Most linebacking units have one or two members who often come off the field in passing situations. Not the Niners. All four played at least 93 percent of the snaps this season. Aldon Smith is primarily a rush linebacker who moves to a left defensive end position in passing situations. Ahmad Brooks often rushes off the other edge.
Willis, 6-foot-1 and 242 pounds, is one of the fastest big linebackers to enter the NFL the past decade. He ran a 40-yard dash time of 4.51 seconds coming out of the University of Mississippi. Bowman, 6-foot and 242, has decent speed at 4.70 seconds. He ranked second in the NFL in tackles this year and seventh last year.
When the Niners play man coverage, Willis often takes the tight end and Bowman covers the back out of the backfield. But their roles are interchangeable. Few linebackers can cover tight ends one-on-one as effectively as Willis, which gives Fangio flexibility in his coverages.
“Willis’ ability to cover in space is a rare ability,” Derrick Brooks said. “Thankfully Willis has a defensive coordinator who recognizes it. He and Bowman do a good job of mixing it up, too. With them it’s a guessing game which one is covering and which one is blitzing. And not only do they cover, but they make plays on the ball.”
San Francisco’s defense ranked second in points allowed and third in yards allowed this year. They were fourth against the run and fourth against the pass.
Fangio says the addition of Smith, who had played just two seasons of college football at Missouri, gave the Niners the complete foursome to dominate from a 3-4 alignment.
“I think our inside linebackers can play in a 4-3 just as equally as well,” Fangio said. “It’s the outside linebackers that are hard to find (in the 3-4).”

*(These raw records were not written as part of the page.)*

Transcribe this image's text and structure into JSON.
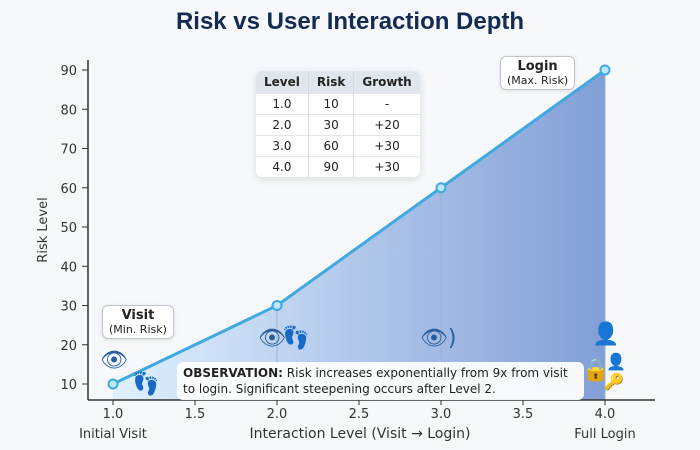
{
  "chart_data": {
    "type": "area",
    "title": "Risk vs User Interaction Depth",
    "xlabel": "Interaction Level (Visit → Login)",
    "ylabel": "Risk Level",
    "x": [
      1.0,
      2.0,
      3.0,
      4.0
    ],
    "values": [
      10,
      30,
      60,
      90
    ],
    "xticks": [
      "1.0",
      "1.5",
      "2.0",
      "2.5",
      "3.0",
      "3.5",
      "4.0"
    ],
    "yticks": [
      "10",
      "20",
      "30",
      "40",
      "50",
      "60",
      "70",
      "80",
      "90"
    ],
    "xlim": [
      0.85,
      4.2
    ],
    "ylim": [
      6,
      93
    ],
    "grid": false,
    "x_end_labels": {
      "left": "Initial Visit",
      "right": "Full Login"
    },
    "colors": {
      "line": "#3fa9e0",
      "fill_start": "#d6ecf8",
      "fill_end": "#6b8fcf",
      "title": "#132a52"
    }
  },
  "table": {
    "headers": [
      "Level",
      "Risk",
      "Growth"
    ],
    "rows": [
      [
        "1.0",
        "10",
        "-"
      ],
      [
        "2.0",
        "30",
        "+20"
      ],
      [
        "3.0",
        "60",
        "+30"
      ],
      [
        "4.0",
        "90",
        "+30"
      ]
    ]
  },
  "callouts": {
    "visit_title": "Visit",
    "visit_sub": "(Min. Risk)",
    "login_title": "Login",
    "login_sub": "(Max. Risk)"
  },
  "observation": {
    "label": "OBSERVATION:",
    "text": " Risk increases exponentially from 9x from visit to login. Significant steepening occurs after Level 2."
  },
  "icons": [
    "eye-icon",
    "footprint-icon",
    "eye-icon",
    "footprint-icon",
    "eye-signal-icon",
    "user-icon",
    "lock-icon",
    "user-icon",
    "key-icon"
  ]
}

The linebackers also benefit from a stout front three. Niners’ left defensive end Justin Smith is a four-time Pro Bowler whose physical style ties up blockers and helps Aldon Smith break free to the quarterback.

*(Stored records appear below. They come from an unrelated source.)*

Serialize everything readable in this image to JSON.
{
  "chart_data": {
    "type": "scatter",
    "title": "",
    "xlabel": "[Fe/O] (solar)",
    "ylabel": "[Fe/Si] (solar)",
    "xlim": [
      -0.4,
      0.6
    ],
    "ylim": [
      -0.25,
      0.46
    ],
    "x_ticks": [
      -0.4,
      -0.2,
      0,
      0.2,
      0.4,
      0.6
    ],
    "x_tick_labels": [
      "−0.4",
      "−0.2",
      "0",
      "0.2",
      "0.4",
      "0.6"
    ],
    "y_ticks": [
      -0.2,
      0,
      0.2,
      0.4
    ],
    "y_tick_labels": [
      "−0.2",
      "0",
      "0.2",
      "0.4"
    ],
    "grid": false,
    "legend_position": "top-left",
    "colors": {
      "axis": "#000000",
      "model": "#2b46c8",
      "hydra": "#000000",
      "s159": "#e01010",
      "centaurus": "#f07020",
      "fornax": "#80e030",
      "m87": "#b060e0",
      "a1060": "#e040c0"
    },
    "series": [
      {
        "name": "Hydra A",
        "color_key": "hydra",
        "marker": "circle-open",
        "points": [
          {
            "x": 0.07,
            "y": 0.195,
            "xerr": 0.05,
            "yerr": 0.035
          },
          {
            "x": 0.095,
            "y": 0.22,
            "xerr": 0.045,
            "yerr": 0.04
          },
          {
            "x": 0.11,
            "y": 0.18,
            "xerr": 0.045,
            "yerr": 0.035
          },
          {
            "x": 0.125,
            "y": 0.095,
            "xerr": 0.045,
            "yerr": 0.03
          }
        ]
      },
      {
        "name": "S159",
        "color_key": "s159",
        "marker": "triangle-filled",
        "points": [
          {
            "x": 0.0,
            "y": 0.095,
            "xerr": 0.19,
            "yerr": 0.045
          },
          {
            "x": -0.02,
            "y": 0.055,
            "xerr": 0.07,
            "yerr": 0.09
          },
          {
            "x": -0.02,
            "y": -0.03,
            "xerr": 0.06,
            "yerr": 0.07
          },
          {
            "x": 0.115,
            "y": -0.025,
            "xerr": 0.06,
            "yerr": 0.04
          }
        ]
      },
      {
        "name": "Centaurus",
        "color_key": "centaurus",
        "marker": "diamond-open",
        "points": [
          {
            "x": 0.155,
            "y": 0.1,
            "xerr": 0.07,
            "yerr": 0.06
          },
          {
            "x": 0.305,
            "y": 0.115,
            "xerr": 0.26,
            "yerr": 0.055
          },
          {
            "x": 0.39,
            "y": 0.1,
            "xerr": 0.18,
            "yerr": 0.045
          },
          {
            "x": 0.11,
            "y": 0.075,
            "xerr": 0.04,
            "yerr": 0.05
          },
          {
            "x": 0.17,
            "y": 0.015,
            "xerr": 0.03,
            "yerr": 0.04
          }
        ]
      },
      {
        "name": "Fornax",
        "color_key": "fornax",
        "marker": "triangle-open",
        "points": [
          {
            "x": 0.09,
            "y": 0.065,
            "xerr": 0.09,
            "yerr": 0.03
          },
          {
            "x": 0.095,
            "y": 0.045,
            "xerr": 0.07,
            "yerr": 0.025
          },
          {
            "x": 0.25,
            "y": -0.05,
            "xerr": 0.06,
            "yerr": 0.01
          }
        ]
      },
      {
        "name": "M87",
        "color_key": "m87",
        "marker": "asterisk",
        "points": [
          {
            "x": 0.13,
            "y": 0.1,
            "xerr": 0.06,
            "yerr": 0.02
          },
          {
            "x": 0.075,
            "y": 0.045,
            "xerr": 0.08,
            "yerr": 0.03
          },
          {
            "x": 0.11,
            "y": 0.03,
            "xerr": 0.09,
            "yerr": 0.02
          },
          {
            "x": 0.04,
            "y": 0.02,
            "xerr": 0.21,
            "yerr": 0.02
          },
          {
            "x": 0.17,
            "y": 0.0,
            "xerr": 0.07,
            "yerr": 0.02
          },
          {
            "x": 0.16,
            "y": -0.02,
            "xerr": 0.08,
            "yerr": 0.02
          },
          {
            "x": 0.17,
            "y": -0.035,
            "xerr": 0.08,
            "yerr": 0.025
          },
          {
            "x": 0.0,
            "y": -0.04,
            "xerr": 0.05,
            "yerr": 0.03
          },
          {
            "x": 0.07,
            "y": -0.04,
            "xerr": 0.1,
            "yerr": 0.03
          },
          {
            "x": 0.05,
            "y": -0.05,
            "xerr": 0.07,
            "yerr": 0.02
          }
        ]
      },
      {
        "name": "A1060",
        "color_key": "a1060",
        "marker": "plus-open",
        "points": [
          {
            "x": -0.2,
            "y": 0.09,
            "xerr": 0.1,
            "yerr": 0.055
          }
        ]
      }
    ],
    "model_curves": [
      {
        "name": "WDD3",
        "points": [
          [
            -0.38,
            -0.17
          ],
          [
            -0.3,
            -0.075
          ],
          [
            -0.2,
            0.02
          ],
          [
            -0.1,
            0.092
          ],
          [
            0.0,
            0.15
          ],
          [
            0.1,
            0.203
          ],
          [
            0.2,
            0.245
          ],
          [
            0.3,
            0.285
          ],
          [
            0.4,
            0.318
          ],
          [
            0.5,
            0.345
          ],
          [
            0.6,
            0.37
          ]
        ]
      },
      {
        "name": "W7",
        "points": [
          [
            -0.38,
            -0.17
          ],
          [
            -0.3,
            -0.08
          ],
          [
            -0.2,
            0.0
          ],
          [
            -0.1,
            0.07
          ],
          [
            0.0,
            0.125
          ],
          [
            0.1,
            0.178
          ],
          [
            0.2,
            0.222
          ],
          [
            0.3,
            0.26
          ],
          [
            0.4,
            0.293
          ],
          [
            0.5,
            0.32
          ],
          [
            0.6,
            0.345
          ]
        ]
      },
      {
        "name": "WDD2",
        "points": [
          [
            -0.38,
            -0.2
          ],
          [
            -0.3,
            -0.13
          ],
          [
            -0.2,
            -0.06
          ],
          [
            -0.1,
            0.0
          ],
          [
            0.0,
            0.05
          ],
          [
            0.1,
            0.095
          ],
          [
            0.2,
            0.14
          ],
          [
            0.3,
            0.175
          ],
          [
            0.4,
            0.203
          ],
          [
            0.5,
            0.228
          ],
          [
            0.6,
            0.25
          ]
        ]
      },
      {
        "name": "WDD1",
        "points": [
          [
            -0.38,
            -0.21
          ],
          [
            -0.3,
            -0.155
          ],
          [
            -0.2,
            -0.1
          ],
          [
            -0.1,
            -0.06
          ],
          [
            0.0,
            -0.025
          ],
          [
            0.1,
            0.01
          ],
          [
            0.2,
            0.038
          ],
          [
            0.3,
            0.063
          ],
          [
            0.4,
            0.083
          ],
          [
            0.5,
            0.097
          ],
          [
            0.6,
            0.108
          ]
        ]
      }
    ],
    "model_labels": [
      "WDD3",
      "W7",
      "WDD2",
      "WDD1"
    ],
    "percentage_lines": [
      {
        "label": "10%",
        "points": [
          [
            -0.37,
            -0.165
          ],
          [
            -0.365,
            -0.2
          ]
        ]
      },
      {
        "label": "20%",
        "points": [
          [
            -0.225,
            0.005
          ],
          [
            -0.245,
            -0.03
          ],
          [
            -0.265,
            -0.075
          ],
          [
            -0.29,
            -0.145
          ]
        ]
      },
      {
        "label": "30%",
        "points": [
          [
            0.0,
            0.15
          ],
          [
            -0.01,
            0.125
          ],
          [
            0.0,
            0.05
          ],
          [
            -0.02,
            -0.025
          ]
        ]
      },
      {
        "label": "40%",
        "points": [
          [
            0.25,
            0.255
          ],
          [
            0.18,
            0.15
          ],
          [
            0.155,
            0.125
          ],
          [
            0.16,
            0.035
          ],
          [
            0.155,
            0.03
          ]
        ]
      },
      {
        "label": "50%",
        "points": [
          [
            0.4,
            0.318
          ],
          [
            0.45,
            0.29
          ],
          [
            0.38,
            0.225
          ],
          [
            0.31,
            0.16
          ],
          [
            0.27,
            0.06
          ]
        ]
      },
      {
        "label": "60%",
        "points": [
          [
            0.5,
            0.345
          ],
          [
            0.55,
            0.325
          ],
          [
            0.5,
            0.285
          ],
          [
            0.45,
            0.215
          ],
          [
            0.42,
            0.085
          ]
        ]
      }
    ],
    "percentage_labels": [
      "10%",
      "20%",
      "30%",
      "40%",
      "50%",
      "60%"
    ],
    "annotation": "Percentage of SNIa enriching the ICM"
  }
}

Baltimore running back Ray Rice, who led the NFL in yards from scrimmage in 2011, knows it’s going to be tough to run the ball well against the Niners’ linebackers.
“I’ll just try to go out there and match up on them on coverage,” Rice said. “That’s where I’ll try to get my advantages because I know, in the run game, they’re very stout. So, I have to try to have a complete game plan and prepare to attack those two linebackers. ... This is one of those games where you just have to keep sawing wood.”
Units of measure
San Francisco’s linebacking unit ranks as the top corps in the NFL, thanks to first-team All-Pros Patrick Willis, NaVorro Bowman and Aldon Smith. Along with teammate Ahmad Brooks this is only the second season all four have played together. What are the best linebacking corps in NFL history? Here’s a subjective list:
1. New Orleans. Late 1980s to ’90s. Rickey Jackson, Sam Mills, Pat Swilling and Vaughan Johnson. Played together seven seasons and combined for 20 Pro Bowls over their entire careers. Jackson is a Hall of Famer.
2. Kansas City. Late 1960s to .’70s. Bobby Bell, Willie Lanier, Jim Lynch. Bell and Lanier are Hall-of-Famers. Played together eight seasons and combined for 18 Pro Bowls.
3. New York Giants. 1980s. Lawrence Taylor, Harry Carson, Gary Reasons, Carl Banks. Taylor and Carson are Hall of Famers. They played together five seasons and combined for 20 Pro Bowls.
4. Pittsburgh. 1970s. Jack Ham, Andy Russell, Jack Lambert. Ham and Lambert are Hall of Famers. Played together three years and over their careers combined for 24 Pro Bowls.
5. Chicago. 1980s. Wilber Marshall, Mike Singletary, Otis Wilson. Singletary is in the Hall of Fame. Played together four years and combined for 14 Pro Bowls.